The Sidney & Joan Pestka Graduate and Post-Graduate Awards for Excellence in Interferon and Cytokine Research Sponsored by PBL Assay Science
The Sidney & Joan Pestka Graduate and Post-Graduate Awards are targeted to graduate students and post-doctoral fellows who have begun to make an impact in interferon and cytokine research. The Awards were originally designed to fill the gap among the awards offered by the ICIS to more senior investigators—the Young Investigator Award, the Christina Fleishmann Award, Honorary Membership, and The Seymour and Vivian Milstein Award. Candidates must be actively working in interferon/cytokine research but need not be ICIS members.
Awards: Each award amounts to a $3500 cash award, $1500 travel grant, a $2500 PBL Assay Science product credit for each awardee, and a complementary one-year ICIS membership.
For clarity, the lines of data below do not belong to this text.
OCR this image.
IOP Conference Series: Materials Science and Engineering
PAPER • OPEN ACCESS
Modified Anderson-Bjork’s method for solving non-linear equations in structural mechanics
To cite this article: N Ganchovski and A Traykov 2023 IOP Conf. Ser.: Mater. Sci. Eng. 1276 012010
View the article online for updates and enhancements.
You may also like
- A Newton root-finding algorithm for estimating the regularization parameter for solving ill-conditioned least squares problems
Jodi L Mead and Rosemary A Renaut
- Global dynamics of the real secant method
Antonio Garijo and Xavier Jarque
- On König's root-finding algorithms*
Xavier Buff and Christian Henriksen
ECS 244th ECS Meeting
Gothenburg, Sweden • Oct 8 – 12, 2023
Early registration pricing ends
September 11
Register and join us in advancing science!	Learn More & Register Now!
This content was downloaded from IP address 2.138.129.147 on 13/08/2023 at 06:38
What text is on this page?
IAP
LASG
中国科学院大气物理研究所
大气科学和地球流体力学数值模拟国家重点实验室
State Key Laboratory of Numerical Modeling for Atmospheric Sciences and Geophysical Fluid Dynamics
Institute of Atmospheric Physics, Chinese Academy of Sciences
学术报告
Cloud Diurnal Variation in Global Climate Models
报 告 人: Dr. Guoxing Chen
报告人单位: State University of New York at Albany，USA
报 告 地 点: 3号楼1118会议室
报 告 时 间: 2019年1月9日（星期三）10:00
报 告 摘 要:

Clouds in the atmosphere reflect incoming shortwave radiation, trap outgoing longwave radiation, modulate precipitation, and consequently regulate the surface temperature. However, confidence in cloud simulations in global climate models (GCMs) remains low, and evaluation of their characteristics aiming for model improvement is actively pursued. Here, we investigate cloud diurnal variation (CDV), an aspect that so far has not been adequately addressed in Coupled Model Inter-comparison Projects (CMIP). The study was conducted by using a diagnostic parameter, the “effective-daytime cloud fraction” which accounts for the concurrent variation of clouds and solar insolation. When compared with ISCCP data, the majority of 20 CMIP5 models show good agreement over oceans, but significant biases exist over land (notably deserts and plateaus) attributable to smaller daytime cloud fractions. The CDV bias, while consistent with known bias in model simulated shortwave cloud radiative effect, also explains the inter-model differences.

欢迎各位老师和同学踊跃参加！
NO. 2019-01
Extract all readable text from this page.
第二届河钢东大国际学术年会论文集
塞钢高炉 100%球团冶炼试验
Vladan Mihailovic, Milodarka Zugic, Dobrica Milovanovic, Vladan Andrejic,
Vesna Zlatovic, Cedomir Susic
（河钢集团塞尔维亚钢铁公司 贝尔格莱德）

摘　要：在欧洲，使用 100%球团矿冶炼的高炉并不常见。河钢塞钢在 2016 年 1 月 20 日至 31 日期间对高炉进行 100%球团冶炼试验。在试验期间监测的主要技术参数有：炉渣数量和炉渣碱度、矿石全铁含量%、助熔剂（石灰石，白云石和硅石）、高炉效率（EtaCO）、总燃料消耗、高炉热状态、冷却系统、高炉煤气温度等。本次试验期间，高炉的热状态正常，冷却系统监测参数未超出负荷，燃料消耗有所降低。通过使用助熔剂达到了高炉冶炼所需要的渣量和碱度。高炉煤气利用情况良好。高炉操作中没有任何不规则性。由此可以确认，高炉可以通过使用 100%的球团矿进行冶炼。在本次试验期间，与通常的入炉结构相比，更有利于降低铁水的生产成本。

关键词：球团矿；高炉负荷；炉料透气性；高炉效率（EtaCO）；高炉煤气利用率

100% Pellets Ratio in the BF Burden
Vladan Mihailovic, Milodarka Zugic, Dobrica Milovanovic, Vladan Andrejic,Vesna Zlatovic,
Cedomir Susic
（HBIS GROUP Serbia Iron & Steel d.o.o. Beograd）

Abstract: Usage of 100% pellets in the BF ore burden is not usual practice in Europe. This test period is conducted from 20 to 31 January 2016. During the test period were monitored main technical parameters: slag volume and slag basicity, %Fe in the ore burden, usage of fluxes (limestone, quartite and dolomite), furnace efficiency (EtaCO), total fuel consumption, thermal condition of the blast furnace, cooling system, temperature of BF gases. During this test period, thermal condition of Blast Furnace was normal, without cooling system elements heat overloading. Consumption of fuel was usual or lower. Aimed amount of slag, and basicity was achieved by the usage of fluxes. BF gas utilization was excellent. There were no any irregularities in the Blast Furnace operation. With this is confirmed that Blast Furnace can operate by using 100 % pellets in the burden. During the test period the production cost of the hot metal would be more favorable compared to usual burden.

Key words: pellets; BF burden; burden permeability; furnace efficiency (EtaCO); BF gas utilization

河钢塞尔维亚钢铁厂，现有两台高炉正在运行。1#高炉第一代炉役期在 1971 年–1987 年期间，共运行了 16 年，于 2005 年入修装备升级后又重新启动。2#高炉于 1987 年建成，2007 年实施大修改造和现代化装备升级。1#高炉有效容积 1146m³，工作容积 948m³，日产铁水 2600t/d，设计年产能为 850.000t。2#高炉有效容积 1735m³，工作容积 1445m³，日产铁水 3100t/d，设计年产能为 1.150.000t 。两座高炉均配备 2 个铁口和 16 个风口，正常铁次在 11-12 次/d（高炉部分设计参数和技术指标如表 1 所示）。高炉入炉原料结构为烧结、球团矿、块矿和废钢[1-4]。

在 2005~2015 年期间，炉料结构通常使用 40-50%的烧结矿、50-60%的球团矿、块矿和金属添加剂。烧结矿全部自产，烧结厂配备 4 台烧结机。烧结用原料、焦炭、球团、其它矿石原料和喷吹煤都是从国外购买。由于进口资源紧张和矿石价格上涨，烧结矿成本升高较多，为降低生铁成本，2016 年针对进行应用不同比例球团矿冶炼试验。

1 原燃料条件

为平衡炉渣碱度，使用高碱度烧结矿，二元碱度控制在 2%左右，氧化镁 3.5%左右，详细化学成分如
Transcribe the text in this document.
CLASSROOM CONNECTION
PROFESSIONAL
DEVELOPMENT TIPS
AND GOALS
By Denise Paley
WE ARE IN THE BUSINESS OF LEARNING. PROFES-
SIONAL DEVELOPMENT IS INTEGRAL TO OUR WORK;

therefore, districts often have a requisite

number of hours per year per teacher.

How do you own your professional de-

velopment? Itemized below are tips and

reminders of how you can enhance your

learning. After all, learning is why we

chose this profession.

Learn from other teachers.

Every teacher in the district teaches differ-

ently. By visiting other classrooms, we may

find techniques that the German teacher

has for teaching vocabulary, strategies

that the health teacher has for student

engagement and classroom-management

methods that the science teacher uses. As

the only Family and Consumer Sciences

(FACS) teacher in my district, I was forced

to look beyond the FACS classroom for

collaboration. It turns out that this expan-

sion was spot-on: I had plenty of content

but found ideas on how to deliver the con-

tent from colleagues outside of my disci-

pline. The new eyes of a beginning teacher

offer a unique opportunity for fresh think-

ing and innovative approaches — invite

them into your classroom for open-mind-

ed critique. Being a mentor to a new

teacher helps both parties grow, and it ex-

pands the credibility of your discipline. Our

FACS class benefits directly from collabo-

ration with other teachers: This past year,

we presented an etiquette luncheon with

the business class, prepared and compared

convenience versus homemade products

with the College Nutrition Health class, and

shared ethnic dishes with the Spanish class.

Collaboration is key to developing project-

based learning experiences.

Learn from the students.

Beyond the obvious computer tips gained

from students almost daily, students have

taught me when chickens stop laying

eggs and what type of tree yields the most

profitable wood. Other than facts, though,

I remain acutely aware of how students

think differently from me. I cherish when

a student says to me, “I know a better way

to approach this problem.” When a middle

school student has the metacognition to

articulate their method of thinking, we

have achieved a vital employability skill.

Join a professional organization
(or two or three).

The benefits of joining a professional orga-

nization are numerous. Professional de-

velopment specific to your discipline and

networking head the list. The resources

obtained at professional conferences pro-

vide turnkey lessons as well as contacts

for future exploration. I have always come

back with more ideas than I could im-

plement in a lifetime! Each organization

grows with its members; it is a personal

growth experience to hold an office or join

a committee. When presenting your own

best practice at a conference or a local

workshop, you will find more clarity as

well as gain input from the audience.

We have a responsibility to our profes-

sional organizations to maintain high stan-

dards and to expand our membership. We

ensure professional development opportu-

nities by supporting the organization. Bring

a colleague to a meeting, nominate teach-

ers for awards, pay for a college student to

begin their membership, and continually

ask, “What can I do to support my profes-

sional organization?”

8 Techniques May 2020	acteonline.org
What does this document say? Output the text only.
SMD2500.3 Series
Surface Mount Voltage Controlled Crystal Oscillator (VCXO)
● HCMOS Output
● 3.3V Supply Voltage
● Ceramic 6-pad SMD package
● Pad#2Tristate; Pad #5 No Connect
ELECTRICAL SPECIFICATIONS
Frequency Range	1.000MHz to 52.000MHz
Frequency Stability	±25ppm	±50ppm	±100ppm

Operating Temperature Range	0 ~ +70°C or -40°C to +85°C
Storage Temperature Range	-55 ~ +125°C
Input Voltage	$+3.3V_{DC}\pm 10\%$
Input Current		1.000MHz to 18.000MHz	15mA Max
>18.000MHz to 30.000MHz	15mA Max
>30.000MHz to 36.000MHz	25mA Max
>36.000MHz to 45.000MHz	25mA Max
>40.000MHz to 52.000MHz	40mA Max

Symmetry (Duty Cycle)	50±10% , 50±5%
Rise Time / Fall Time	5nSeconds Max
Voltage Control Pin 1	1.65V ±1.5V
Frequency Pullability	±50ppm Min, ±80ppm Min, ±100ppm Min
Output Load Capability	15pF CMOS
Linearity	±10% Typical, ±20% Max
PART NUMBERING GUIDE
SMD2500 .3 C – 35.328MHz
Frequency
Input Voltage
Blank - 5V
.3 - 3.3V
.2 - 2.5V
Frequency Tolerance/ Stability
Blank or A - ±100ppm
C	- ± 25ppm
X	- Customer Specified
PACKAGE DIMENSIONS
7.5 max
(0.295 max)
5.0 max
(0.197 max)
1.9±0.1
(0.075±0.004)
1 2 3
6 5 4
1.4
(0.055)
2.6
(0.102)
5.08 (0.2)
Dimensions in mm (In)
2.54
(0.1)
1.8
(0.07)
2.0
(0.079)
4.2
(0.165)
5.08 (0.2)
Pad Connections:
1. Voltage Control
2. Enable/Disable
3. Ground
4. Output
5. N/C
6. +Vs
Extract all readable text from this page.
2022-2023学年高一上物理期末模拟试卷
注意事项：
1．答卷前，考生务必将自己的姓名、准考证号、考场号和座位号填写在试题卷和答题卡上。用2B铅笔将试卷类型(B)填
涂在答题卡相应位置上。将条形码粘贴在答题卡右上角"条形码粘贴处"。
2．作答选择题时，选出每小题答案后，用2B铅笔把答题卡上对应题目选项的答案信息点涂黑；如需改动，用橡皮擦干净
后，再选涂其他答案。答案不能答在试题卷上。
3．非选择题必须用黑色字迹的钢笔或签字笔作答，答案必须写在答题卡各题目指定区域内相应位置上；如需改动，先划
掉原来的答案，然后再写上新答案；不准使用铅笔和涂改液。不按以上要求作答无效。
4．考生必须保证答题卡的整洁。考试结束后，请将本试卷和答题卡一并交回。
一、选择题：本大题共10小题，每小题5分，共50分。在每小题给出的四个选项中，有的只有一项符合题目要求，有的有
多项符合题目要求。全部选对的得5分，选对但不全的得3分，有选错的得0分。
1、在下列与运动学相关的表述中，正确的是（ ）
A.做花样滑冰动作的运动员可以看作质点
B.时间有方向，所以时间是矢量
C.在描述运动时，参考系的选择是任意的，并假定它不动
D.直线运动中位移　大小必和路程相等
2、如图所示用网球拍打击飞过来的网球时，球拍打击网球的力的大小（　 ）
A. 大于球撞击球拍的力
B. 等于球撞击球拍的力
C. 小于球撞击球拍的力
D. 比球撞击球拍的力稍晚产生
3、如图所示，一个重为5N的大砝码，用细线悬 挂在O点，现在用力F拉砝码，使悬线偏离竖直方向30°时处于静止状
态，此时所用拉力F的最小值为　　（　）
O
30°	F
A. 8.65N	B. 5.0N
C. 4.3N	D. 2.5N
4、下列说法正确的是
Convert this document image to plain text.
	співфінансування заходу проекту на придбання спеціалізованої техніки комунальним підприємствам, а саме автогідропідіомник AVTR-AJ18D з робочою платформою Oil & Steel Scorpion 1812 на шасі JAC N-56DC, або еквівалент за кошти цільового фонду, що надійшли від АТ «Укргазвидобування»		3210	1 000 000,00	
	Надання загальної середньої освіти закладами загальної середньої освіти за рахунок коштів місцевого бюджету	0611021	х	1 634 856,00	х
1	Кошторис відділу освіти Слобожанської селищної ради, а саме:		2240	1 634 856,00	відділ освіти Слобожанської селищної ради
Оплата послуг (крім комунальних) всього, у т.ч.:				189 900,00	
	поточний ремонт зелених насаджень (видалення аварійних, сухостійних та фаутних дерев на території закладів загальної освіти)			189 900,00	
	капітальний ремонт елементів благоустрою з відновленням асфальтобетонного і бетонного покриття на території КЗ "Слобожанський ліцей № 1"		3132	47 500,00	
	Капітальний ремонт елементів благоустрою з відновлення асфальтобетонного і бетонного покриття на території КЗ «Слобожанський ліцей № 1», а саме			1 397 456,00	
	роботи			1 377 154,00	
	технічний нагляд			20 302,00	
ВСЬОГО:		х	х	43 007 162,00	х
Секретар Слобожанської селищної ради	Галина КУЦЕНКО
Each awardee will receive a check in the amount of $5000 payable to the awardee at the annual ICIS Awards Ceremony. Should an awardee not attend the annual ICIS meeting, a travel grant will not be awarded and that awardee will receive a check in the amount of $3500 following the ICIS meeting. Each awardee will also receive a $2500 product credit from PBL Assay Science good for one year from the date of the award. This is an annual award, and a recipient may receive an award only once. An individual who receives the Graduate Award, however, remains eligible for the Post-Graduate Award. One award will be given to a graduate student and one award to a post-doctoral fellow where candidates of suitable caliber are identified. In years where a suitable candidate is not identified, an award will not be bestowed.